# Porter Cable Compound Miter Saw dust spout broke



## mako1 (Jan 7, 2014)

I always use ereplacementparts.com but they also show it as unavailable.It should not be to hard to make something that will work.Or build a shroud at the back of the saw with a dust port.


----------



## ToolSeeker (Sep 19, 2012)

I have had the factory dust bag on my 12" miter for 5 years and have never emptied it. Does't have enough in it to need emptied yet, about 1/2 full now though


----------



## Mort (Nov 26, 2008)

Connect a shop vac to it. It'll actually work a little, unlike the bags which don't work at all.


----------



## Canarywood1 (May 5, 2012)

Those things were a joke at the outset, and still are.


----------



## miamicuse (Nov 13, 2011)

Canarywood1 said:


> Those things were a joke at the outset, and still are.

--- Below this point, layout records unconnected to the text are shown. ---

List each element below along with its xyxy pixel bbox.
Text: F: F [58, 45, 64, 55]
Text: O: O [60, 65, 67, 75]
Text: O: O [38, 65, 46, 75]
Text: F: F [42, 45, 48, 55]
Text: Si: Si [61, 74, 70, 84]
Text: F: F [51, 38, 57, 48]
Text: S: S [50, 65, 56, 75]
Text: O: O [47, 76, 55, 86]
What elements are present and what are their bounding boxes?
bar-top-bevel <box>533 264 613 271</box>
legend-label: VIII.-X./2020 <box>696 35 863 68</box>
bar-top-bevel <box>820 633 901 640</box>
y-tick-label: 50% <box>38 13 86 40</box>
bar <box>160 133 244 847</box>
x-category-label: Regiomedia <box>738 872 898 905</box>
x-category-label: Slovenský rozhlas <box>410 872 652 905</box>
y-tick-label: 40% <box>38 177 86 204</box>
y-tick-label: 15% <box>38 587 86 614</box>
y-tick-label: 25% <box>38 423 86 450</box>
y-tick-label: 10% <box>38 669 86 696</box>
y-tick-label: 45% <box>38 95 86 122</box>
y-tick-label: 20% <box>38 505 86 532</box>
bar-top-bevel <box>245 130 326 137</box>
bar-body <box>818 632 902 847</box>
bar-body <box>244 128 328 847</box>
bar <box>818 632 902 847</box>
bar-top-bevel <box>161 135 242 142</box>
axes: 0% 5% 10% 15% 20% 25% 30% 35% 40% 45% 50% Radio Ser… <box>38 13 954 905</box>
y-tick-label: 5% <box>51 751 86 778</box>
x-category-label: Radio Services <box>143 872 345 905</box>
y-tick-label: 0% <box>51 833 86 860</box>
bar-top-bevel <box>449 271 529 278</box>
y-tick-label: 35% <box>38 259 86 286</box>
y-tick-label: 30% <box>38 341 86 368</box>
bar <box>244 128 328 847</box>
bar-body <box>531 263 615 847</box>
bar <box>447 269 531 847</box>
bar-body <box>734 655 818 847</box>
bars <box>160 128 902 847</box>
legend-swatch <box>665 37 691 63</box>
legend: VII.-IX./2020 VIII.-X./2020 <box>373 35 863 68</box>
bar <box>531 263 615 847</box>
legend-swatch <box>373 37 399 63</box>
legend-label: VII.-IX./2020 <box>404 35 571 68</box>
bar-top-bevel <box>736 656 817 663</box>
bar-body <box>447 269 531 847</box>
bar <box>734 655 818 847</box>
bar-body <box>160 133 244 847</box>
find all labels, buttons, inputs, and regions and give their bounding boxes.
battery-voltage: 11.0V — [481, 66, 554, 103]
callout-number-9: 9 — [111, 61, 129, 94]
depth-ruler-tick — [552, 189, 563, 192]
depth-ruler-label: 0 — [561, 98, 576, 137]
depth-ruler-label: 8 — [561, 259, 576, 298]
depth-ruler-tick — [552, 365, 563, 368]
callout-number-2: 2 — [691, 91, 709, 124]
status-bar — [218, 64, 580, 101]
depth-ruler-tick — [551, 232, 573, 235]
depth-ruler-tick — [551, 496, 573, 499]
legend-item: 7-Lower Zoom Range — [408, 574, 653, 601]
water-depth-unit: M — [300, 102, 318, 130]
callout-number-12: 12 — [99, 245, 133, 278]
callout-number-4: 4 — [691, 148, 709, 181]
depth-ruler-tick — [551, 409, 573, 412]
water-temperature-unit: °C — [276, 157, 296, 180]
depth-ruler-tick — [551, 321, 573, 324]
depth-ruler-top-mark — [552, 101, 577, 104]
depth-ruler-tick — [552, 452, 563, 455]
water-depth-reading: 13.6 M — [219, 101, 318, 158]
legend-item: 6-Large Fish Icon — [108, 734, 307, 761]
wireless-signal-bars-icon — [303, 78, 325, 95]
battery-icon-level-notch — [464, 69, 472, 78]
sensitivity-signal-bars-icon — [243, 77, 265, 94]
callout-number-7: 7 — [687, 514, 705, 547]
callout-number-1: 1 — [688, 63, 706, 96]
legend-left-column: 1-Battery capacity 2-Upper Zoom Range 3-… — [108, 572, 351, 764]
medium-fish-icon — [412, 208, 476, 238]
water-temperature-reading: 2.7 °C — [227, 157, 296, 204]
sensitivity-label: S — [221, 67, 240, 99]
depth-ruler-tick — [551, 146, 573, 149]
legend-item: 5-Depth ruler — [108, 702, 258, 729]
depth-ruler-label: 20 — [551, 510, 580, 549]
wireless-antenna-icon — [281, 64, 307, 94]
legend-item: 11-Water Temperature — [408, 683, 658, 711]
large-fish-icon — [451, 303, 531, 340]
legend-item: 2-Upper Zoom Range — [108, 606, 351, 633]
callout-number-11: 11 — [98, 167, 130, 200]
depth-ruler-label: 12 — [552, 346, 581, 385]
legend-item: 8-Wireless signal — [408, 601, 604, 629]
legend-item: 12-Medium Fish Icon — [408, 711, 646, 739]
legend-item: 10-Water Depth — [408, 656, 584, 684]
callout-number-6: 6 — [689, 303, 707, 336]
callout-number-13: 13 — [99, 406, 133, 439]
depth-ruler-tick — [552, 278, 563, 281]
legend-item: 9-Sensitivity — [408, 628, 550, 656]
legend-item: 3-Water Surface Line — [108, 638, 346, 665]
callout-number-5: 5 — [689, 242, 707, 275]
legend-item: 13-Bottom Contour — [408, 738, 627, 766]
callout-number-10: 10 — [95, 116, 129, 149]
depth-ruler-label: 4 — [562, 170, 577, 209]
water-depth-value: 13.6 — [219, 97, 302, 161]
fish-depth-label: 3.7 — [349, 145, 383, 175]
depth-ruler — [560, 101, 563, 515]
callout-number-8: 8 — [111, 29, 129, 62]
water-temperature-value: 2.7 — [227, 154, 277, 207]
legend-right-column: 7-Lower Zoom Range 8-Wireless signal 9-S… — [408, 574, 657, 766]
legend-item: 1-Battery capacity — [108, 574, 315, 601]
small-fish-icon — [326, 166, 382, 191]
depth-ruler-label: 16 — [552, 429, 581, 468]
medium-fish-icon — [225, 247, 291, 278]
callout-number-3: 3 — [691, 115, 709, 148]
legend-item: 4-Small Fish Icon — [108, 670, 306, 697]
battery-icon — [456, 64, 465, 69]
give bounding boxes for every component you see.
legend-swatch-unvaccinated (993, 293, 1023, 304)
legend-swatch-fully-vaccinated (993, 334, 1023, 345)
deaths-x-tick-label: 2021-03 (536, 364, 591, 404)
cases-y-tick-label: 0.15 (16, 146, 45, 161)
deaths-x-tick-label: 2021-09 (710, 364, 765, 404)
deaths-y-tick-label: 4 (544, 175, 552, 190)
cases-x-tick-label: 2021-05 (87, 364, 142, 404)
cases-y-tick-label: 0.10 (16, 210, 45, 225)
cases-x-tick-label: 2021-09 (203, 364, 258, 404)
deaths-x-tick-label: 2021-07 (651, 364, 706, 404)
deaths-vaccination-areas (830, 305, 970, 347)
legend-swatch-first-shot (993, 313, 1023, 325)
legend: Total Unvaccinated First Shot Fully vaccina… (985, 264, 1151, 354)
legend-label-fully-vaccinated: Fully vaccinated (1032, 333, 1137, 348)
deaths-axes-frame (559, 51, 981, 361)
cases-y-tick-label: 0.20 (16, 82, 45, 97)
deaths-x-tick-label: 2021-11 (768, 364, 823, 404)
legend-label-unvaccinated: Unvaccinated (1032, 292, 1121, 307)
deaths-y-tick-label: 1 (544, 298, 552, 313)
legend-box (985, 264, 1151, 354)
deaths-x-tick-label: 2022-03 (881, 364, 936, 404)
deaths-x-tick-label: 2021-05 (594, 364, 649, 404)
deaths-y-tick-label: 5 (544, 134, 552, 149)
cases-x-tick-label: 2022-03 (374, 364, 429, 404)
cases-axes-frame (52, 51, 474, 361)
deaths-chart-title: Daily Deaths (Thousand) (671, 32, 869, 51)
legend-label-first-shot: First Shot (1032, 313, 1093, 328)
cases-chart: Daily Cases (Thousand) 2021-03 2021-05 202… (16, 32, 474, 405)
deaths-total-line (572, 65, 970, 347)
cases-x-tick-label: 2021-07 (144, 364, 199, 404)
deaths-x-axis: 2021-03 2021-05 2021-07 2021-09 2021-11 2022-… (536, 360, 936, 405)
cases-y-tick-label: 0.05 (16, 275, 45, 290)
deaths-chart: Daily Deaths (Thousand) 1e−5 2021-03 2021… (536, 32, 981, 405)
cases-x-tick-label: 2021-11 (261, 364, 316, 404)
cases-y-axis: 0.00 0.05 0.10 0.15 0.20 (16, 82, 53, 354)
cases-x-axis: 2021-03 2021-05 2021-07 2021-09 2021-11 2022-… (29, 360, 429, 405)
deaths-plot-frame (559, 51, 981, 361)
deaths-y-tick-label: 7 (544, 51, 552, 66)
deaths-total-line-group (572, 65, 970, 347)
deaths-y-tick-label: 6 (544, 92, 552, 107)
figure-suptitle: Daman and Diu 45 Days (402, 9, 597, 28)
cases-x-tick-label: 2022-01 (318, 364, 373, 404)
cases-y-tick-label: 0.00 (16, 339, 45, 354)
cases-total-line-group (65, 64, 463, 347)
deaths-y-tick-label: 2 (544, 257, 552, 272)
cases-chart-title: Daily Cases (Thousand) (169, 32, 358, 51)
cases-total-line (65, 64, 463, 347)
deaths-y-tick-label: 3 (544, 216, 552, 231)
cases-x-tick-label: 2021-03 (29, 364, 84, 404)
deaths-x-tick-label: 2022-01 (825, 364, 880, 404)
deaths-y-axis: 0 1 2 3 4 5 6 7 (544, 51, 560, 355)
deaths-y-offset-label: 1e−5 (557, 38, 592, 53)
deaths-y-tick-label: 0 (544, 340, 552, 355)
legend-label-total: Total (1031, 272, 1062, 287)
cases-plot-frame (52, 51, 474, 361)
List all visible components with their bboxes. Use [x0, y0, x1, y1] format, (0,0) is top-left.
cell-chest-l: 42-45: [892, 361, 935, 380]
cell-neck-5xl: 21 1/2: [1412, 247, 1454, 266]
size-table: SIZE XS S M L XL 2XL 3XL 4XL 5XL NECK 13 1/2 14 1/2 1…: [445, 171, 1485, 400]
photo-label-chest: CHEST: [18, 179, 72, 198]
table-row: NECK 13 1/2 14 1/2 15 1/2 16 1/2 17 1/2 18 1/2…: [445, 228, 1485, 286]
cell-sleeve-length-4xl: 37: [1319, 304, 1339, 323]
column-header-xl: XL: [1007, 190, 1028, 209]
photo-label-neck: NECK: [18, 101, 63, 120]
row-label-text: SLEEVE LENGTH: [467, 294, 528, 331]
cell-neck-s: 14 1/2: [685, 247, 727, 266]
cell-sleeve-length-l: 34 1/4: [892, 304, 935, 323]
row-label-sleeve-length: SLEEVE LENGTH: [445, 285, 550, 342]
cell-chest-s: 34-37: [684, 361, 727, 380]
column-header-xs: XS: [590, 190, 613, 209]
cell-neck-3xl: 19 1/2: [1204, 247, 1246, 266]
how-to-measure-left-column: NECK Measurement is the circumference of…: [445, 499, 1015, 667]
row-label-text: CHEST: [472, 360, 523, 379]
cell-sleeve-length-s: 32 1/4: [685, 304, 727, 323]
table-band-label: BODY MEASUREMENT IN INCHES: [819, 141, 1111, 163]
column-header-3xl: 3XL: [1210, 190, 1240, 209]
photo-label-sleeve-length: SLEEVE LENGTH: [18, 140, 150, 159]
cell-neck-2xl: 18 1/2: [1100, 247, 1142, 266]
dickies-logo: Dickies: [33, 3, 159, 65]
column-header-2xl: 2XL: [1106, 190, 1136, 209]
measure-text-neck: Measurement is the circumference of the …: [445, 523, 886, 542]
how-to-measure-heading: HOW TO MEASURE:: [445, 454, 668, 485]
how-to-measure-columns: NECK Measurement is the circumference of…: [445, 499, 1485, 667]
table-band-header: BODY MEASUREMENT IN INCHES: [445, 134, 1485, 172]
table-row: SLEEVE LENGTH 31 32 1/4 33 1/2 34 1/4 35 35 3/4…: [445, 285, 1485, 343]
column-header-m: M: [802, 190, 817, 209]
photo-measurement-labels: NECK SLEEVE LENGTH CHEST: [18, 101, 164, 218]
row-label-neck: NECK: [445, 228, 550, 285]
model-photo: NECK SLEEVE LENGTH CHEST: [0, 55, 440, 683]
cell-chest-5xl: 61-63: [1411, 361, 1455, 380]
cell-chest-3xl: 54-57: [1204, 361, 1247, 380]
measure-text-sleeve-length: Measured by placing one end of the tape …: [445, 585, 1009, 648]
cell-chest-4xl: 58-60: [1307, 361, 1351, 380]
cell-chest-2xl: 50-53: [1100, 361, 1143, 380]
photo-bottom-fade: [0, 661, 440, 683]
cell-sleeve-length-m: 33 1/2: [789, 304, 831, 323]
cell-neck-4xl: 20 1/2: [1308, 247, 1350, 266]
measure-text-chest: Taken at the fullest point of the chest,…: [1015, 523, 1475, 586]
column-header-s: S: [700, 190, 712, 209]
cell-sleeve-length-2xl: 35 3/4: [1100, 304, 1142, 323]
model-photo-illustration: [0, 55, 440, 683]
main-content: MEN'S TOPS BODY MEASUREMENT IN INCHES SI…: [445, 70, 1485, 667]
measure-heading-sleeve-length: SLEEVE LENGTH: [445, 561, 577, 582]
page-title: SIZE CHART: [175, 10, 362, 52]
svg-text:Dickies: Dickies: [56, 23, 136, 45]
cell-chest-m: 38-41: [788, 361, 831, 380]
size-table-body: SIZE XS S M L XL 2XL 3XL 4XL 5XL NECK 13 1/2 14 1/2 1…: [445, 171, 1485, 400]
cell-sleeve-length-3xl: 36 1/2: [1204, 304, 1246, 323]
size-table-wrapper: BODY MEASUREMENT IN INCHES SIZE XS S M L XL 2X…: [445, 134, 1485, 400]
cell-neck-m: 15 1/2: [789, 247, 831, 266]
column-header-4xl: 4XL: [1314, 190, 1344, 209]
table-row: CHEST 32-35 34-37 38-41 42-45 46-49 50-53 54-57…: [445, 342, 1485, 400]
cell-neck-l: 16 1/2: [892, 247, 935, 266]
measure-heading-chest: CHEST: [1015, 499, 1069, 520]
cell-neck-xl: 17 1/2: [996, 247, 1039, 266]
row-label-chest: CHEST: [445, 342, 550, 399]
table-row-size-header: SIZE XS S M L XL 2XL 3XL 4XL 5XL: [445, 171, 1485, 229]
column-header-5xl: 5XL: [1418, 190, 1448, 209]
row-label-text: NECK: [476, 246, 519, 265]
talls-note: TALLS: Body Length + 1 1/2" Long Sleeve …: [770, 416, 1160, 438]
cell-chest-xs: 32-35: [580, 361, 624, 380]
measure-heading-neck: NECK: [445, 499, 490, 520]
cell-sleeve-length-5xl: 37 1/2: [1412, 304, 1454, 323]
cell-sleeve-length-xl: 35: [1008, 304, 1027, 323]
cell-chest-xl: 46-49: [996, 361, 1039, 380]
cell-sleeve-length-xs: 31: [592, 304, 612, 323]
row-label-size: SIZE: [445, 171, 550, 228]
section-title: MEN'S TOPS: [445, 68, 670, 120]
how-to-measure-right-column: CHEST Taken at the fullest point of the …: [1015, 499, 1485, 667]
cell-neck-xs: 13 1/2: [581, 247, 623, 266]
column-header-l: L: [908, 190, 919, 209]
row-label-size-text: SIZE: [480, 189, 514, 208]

You mean the saw or the dust spout?


----------



## ratherbefishing (Jan 13, 2011)

If you still have the pieces, it might be worth trying to fix it. You can make it stronger than new. Google "Threebond Plastic Repair Kit."


----------



## Mort (Nov 26, 2008)

miamicuse said:


> You mean the saw or the dust spout?


The dust bag.


----------